SERMON TEXT: Mark 12:28-31; Mark 14:3-11
PREACHER: Rev. Kim James
OCCASION: February 7, 2021, at First UMC
Now that we’re in the month of February, I thought I should preach a couple sermons on the topic of love. And, since I couldn’t remember, I looked up the history of Valentine’s Day. What I found is that the tradition of Valentine’s Day developed over centuries without a clear historical source. But there are a number of theories. The origins might go back to two or three Christian leaders by the name of Valentine who were martyred for their faith in the late 200s. One of those men is said to have died on February 14. Those Christian martyrs were later remembered and extolled for their Christian faithfulness and their love for God.

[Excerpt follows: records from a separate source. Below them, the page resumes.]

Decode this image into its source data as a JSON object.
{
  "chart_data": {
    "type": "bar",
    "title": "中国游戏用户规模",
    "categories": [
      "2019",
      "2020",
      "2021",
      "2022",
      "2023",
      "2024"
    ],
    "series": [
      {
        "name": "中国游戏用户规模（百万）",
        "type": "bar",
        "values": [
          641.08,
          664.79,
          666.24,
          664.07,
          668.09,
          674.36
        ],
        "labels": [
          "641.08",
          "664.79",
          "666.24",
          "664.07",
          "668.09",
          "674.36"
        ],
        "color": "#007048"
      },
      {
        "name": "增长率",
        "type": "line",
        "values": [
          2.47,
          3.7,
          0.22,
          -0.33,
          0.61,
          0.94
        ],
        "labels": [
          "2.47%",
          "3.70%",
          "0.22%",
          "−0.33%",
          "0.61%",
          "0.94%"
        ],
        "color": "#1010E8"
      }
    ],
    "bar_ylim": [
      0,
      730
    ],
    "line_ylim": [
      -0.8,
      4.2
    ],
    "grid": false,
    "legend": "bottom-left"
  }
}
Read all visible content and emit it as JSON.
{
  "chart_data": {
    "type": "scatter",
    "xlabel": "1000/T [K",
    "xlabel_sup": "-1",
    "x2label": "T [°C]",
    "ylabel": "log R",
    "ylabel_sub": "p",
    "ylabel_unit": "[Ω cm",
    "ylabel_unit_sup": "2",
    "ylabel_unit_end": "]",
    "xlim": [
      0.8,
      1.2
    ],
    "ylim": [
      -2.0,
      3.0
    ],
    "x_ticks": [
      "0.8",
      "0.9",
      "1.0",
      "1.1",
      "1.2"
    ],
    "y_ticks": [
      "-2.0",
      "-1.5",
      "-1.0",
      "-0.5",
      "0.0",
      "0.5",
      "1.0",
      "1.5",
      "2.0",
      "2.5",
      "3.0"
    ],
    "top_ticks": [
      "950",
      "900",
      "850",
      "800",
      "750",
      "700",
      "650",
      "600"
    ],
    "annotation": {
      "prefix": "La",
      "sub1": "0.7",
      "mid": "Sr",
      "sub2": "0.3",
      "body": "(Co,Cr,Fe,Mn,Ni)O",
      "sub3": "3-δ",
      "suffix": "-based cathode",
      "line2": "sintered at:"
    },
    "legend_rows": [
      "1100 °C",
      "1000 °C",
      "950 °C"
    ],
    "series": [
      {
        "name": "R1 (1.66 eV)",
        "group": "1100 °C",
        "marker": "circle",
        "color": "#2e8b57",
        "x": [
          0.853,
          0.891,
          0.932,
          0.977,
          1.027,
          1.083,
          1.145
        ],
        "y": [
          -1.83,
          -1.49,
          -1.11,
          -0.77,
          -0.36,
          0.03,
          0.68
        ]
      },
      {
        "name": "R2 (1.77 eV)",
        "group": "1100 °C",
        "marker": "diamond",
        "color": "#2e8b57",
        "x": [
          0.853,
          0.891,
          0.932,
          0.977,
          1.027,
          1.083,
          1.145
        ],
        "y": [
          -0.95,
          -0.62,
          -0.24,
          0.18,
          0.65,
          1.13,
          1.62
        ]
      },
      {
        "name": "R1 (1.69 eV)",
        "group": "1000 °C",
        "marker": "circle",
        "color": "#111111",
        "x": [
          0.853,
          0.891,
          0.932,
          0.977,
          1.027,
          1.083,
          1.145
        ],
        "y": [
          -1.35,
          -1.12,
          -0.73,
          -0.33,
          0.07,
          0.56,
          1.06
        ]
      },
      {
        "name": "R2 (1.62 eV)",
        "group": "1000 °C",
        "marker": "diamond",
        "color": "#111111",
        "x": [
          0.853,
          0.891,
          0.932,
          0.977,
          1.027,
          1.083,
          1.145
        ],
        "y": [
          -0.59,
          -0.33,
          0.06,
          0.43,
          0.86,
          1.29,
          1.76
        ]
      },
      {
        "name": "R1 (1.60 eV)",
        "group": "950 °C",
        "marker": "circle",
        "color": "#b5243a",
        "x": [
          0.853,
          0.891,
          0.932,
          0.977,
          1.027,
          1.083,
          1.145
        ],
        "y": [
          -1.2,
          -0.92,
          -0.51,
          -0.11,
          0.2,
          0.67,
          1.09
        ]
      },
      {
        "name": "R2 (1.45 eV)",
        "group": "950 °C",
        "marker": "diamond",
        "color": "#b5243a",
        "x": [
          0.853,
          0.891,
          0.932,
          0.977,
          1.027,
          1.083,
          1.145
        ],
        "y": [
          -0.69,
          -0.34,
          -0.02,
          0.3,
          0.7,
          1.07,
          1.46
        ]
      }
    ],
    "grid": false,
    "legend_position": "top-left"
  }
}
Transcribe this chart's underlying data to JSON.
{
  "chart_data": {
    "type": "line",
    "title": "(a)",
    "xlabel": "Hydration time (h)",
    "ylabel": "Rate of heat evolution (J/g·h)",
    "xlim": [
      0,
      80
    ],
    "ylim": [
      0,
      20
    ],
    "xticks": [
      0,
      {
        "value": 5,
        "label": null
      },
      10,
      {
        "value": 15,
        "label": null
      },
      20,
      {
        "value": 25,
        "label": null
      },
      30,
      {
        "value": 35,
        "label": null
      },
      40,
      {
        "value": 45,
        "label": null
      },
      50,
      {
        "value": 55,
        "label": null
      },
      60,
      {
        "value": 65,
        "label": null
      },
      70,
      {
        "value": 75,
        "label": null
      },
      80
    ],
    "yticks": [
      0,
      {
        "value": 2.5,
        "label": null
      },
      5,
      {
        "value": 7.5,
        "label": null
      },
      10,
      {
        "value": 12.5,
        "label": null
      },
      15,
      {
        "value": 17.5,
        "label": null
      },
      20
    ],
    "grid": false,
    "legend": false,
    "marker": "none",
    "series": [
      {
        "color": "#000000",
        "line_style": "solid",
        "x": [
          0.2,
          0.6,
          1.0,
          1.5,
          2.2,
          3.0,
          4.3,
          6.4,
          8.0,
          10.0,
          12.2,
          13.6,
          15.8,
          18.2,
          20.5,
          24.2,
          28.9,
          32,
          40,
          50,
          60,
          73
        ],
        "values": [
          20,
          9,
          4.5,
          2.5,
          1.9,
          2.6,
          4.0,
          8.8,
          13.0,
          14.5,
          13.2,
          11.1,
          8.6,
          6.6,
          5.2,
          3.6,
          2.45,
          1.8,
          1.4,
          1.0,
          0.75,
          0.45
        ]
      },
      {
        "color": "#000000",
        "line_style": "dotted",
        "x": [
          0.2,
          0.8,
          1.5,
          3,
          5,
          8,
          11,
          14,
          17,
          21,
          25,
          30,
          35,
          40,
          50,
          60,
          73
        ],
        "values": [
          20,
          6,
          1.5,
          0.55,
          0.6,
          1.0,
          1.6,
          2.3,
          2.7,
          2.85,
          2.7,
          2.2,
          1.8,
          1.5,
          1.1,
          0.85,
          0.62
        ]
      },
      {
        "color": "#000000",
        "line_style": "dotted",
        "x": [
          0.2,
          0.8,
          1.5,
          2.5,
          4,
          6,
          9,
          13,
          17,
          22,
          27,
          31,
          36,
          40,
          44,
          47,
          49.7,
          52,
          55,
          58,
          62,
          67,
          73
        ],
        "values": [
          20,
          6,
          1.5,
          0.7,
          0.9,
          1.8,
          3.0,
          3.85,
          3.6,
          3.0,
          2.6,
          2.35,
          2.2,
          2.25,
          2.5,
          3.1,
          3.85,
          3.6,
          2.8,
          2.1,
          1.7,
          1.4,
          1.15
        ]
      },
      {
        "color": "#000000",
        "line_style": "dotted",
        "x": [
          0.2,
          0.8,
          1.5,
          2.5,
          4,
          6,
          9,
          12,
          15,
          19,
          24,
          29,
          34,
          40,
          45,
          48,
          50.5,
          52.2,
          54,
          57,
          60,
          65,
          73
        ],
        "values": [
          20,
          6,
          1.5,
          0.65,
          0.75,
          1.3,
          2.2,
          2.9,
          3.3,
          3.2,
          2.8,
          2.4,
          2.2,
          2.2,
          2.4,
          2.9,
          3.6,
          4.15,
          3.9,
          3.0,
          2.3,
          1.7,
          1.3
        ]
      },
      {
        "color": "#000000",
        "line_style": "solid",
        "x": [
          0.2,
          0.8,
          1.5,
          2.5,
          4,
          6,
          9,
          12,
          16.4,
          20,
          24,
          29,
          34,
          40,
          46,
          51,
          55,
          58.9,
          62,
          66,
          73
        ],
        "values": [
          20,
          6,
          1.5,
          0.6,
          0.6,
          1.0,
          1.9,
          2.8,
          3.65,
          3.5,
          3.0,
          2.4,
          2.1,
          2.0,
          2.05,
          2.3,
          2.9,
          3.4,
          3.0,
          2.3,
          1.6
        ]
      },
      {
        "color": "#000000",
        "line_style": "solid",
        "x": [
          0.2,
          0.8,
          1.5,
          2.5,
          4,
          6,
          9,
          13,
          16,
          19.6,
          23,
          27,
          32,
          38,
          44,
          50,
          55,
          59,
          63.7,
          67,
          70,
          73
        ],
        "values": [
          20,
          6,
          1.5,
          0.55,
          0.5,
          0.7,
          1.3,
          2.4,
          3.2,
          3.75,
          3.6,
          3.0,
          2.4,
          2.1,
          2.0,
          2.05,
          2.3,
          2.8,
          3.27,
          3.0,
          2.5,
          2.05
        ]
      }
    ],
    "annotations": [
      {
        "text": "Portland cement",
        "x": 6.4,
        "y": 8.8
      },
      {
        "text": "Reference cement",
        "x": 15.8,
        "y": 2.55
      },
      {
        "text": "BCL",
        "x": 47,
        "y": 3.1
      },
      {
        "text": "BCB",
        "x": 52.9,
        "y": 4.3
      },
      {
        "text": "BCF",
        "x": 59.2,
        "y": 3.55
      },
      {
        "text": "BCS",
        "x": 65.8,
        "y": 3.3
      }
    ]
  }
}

Stories about the saints often got amplified to legendary levels in the retelling, but the story of one of those martyrs indicates that—while Valentine was in jail, before he was killed—he miraculously healed his jailer’s daughter of her blindness. Once she could see, he then wrote a letter to her and signed the letter, “Your Valentine.” There’s no clarity about what kind of affection was intended. It might have just been kindly friendship. But, by the 1300s, the poet Chaucer had connected Valentine’s Day, the mating of birds in early spring, and thoughts of romance. By the late 1700s in England, there was a book of sentimental love poems called The Young Man’s Valentine Writer. The book was meant to provide words for young men who were struggling to express their romantic feelings. And, by the early 1800s, factories were mass producing Valentine cards—all in honor and remembrance of love.1
Whether we’re talking about love of God, neighbor, enemy, friend, that romantic special someone, the Tampa Bay Buccaneers, or the Kansas City Chiefs, love is worth celebrating. Maybe that’s why Jesus defended a woman who poured ointment on his head. So let’s see what we can learn from Mark chapter 14’s story in remembrance of love.